E’ di qualche giorno fa la notizia dell’accordo commerciale tra mamma Google e Seat Pagine Gialle che dovrebbe in qualche modo rivoluzionare il mondo digitale e dare una risposta interessante a tutte quelle piccole e medie aziende che ancora non si sono affacciate al web con un sito aziendale. Un accordo strategico che dovrebbe infastidire pesantemente il mercato e soprattutto la concorrenza delle web agencies.
Persino ASSODIGITALE si è mossa definendo questo accordo come una sorta di cartello monopolistico che finirebbe per togliere aria alle agenzie stesse che non avrebbero nessuna possibilità di concorrere. L’accordo porterebbe ad offrire alle PMI siti web per pochi spiccioli, si parla di gratis, ma gratis non è (non meno di 1.000 Euro all’anno per un sito normale e diverse migliaia per un sito di e-commerce con molti items o prodotti in vendita). Il cliente fruirebbe sostanzialmente di un sistema di facile accesso che gli permetterebbe, attraverso una serie di sistemi a template, di costruirsi un sito per affacciarsi al web e fruire di tutta una serie di servizi dedicati alla visibilità (bonus di 10 Euro per Adwords) che SEAT PAGINE GIALE e GOOGLE possono mettere in campo.
Posso dire la mia opinione in merito? Beh, molti la conoscono. In linea di principio questa cosa non si allontana di molto da ciò che vado predicando da tempo e cioè che il sito web inteso come struttura software e grafica costerà sempre meno, anche meno di mille Euro. Oggi, volendo, con JOOMLA e WORDPRESS e un buon template te la cavi, aggiungendo un discreto hosting anche con 500 Euro scialacquando molto. Non hai nemmeno bisogno di attendere gli sviluppi operativi e commerciali dell’accordo SEAT-GOOGLE se è per questo. Da questo punto di vista, le webagencies dovranno mettersi il cuore in pace perchè saranno dolori a prescindere. Questa è la conseguenza di tutta una serie di comportamenti anche eticamente scorretti, che le webagencies hanno messo in atto nei confronti dei clienti per anni vendendo fumo o servizi e prodotti scadenti per decine di migliaia di Euro.
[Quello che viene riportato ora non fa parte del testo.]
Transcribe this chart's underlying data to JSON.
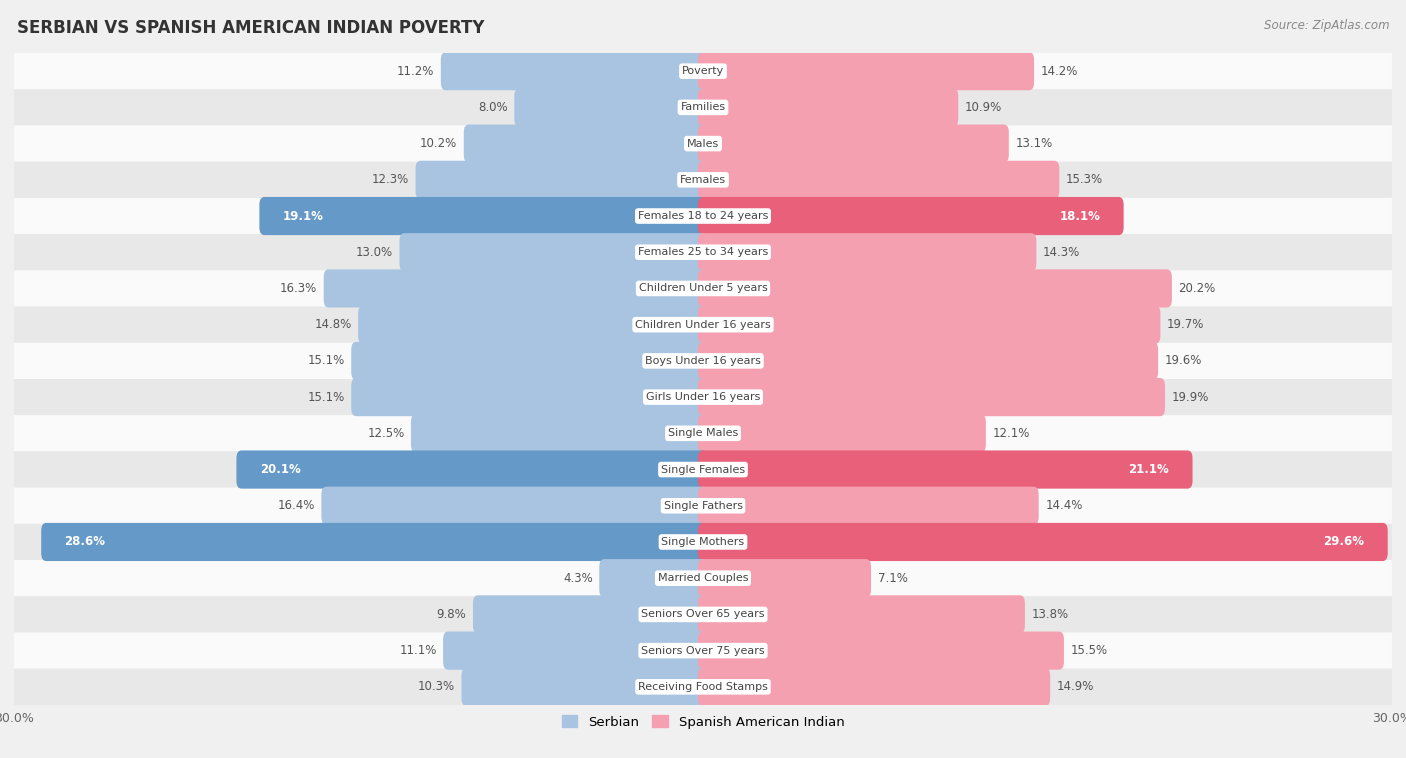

Prima o poi il mercato si ribella e tenta di equilibrarsi.
E’ indubbio e lo dico ormai da anni che l’asse di competenza delle webagencies debba spostarsi più sulla capacità di produzione di contenuti. C’è ben poco da fare e da dire. Drogare il mercato, limitarlo ad ingressi “fastidiosi” da parte di chi ha capacità economiche rilevanti, difendere interessi particolari, non è la soluzione. Non possiamo predicare la meritocrazia se poi abbiamo paura di metterci in gioco anche nei confronti di chi è molto più forte di noi. SEAT PAGINE GIALLE si dichiara essere la più grande webagency d’Italia e per certi versi lo è. Ma è un gigante dai piedi d’argilla se spostiamo il campo di battaglia sulla produzione di contenuti e sulla qualità. Se continuiamo a pensare al sito web come ad uno strumento da vendere come fosse un prodotto da banco degli insaccati e non usciamo dalla logica del sito web al metro quadro, difficilmente potremo farcela. SEAT produce i famosi “visual site” per chi è a conoscenza della cosa e si può rendere conto facilmente di come anche da parte di GOOGLE diventa pressochè impossibile fornire servizi ad hoc per clienti un po’ più smaliziati e pretenziosi.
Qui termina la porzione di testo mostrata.